YMCA Chesapeake CEO, Robbie Gill, was chosen by The Rotary Club of Easton to receive the 2019 J. Howard Anthony Community Service Award. Given yearly to the Talbot County citizen who best exemplifies Rotary’s motto of “Service above Self,” Robbie was characterized as a “man who can move mountains” by the award committee’s chairman, Tom Hill. When asked when he interviewed 15 years ago about what his objective was in seeking the position, Robbie distinguished himself by answering, “to glorify Christ through the YMCA movement,” and that’s what he’s done in the ensuing 15 years. In 2004, there was one YMCA in Easton with 5000 members. Today YMCA Chesapeake has eleven facilities with 40,000 members and is the largest non-profit on Maryland’s Eastern Shore. Most importantly, Robbie has always found a way to make membership a reality for those who need it most, and this is a case in point:
Several years ago, two boys—aged 9 and 11—walked into his office to join the Y. Robbie asked them to have their parents fill out the membership forms and sign them. They returned with forms obviously not signed by any parent. When asked why, they replied, “Because our dad is in prison, our mom is on drugs, we have no place to go, and if we don’t get into the Y, we’ll become just like them.” Robbie got them scholarships and YMCA memberships, and a large mountain was moved in those boys’ lives. And he has done that and more over the years, making a decided difference in life on the Eastern Shore—moving mountains for those least able to do it.

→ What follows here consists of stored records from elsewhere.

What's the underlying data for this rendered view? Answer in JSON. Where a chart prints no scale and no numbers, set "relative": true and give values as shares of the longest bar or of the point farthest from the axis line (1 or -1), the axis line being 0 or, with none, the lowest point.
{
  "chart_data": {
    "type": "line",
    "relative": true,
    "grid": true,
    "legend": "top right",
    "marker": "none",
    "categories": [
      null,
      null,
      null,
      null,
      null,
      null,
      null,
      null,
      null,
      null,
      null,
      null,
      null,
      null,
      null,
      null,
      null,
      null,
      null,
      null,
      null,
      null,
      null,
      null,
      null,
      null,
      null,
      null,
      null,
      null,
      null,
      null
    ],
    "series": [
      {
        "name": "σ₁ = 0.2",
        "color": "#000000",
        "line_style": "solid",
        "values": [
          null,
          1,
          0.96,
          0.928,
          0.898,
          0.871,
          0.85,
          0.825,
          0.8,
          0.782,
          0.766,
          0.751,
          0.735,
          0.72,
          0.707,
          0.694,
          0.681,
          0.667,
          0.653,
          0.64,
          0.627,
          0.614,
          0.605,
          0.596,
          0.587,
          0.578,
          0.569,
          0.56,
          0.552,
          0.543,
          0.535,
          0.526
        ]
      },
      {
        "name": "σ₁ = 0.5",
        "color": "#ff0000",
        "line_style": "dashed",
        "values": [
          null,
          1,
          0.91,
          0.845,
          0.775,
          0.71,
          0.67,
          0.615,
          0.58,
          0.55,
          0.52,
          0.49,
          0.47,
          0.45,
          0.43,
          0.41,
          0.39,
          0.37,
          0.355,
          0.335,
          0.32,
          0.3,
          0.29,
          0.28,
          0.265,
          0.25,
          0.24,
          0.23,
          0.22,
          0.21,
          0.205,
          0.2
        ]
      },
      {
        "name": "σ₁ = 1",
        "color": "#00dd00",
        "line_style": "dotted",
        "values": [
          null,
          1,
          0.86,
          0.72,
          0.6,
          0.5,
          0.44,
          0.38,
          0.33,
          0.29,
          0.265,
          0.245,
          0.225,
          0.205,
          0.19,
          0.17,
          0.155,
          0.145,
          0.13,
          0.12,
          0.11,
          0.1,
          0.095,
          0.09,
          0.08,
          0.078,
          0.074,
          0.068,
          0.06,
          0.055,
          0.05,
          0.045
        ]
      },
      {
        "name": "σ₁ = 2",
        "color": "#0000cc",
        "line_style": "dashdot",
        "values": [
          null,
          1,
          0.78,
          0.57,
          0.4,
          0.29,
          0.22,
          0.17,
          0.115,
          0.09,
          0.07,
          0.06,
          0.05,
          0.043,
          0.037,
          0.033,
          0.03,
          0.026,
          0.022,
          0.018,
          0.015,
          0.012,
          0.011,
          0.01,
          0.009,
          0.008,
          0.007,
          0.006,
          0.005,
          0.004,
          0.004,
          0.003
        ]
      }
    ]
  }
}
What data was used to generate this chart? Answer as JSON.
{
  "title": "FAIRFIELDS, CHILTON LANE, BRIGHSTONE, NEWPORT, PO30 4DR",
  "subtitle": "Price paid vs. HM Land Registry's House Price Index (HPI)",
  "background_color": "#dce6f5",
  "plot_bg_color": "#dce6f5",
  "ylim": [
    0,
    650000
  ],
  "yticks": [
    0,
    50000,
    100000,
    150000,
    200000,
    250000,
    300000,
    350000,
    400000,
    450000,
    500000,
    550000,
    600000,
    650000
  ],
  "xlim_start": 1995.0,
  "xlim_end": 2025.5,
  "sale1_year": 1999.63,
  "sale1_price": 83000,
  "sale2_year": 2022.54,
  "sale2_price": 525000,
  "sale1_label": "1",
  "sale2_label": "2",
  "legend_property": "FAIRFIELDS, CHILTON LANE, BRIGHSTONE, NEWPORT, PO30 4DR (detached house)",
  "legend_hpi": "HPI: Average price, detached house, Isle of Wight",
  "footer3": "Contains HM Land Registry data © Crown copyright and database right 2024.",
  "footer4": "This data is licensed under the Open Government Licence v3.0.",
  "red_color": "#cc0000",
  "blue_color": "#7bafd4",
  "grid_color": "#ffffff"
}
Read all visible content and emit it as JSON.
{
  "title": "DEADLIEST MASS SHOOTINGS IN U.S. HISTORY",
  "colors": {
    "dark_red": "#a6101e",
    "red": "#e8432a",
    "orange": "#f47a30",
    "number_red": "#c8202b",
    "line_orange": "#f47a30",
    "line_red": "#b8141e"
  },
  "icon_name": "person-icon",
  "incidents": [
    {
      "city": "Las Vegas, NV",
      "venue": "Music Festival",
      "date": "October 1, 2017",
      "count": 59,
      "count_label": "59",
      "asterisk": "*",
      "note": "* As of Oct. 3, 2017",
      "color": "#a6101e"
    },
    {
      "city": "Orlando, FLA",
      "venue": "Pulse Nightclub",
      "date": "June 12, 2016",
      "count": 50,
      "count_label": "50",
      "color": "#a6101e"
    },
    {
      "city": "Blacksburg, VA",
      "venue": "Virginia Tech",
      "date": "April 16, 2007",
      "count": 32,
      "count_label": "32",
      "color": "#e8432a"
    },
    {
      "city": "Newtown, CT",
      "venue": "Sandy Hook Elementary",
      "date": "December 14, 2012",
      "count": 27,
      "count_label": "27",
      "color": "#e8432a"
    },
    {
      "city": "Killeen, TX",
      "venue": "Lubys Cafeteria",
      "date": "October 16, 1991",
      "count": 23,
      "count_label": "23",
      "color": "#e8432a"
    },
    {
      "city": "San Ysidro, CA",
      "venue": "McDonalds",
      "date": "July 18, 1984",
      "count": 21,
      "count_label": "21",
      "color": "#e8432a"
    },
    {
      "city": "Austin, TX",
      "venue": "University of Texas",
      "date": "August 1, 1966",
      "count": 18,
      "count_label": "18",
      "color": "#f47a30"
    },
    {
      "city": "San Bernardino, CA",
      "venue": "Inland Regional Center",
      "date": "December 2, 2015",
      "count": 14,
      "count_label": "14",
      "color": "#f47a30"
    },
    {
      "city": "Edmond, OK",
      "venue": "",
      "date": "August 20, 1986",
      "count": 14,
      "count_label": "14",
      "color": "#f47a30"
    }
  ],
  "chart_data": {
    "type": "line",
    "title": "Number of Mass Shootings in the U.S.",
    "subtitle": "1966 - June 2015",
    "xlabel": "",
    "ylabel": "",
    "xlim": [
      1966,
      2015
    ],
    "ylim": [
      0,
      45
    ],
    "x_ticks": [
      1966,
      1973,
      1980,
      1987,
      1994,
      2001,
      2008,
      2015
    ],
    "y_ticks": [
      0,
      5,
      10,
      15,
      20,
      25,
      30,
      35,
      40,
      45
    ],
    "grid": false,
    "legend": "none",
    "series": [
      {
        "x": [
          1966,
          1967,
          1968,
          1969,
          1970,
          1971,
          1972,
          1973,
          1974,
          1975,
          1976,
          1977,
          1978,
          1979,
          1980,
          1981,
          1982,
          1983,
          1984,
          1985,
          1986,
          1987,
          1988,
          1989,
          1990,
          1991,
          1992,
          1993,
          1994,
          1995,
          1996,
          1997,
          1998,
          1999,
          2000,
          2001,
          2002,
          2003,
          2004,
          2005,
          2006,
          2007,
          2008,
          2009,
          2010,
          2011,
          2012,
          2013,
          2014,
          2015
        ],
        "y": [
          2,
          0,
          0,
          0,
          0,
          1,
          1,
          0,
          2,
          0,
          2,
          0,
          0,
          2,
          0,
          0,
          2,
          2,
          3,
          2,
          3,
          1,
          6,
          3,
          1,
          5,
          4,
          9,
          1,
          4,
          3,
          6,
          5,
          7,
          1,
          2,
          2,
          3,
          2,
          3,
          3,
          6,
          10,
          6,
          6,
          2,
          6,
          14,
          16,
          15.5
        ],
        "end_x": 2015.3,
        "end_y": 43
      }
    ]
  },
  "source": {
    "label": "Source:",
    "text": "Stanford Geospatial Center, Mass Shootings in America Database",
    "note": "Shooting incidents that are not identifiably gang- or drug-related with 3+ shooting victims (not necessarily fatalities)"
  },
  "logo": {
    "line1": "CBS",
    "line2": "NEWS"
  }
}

J. Howard Anthony as a devoted Rotarian, was a man of immense integrity whose word was always his bond and who served the people of Talbot County, and that’s why Rotary’s Community Service Award is named after him. Robbie Gill is the same sort of person and joins a list of Talbot County luminaries who have also won this award. People such as J. McKenney Willis, Jr., George Murphy, Bill Corkran, Lloyd L. Beatty, Sr., Moorhead Vermilye, Henry Purdy, Sylvia Gannon, Bob Willey, and many more. It can be said of Robbie Gill—as it has been of the others on that list—that he left Talbot County better than he found it.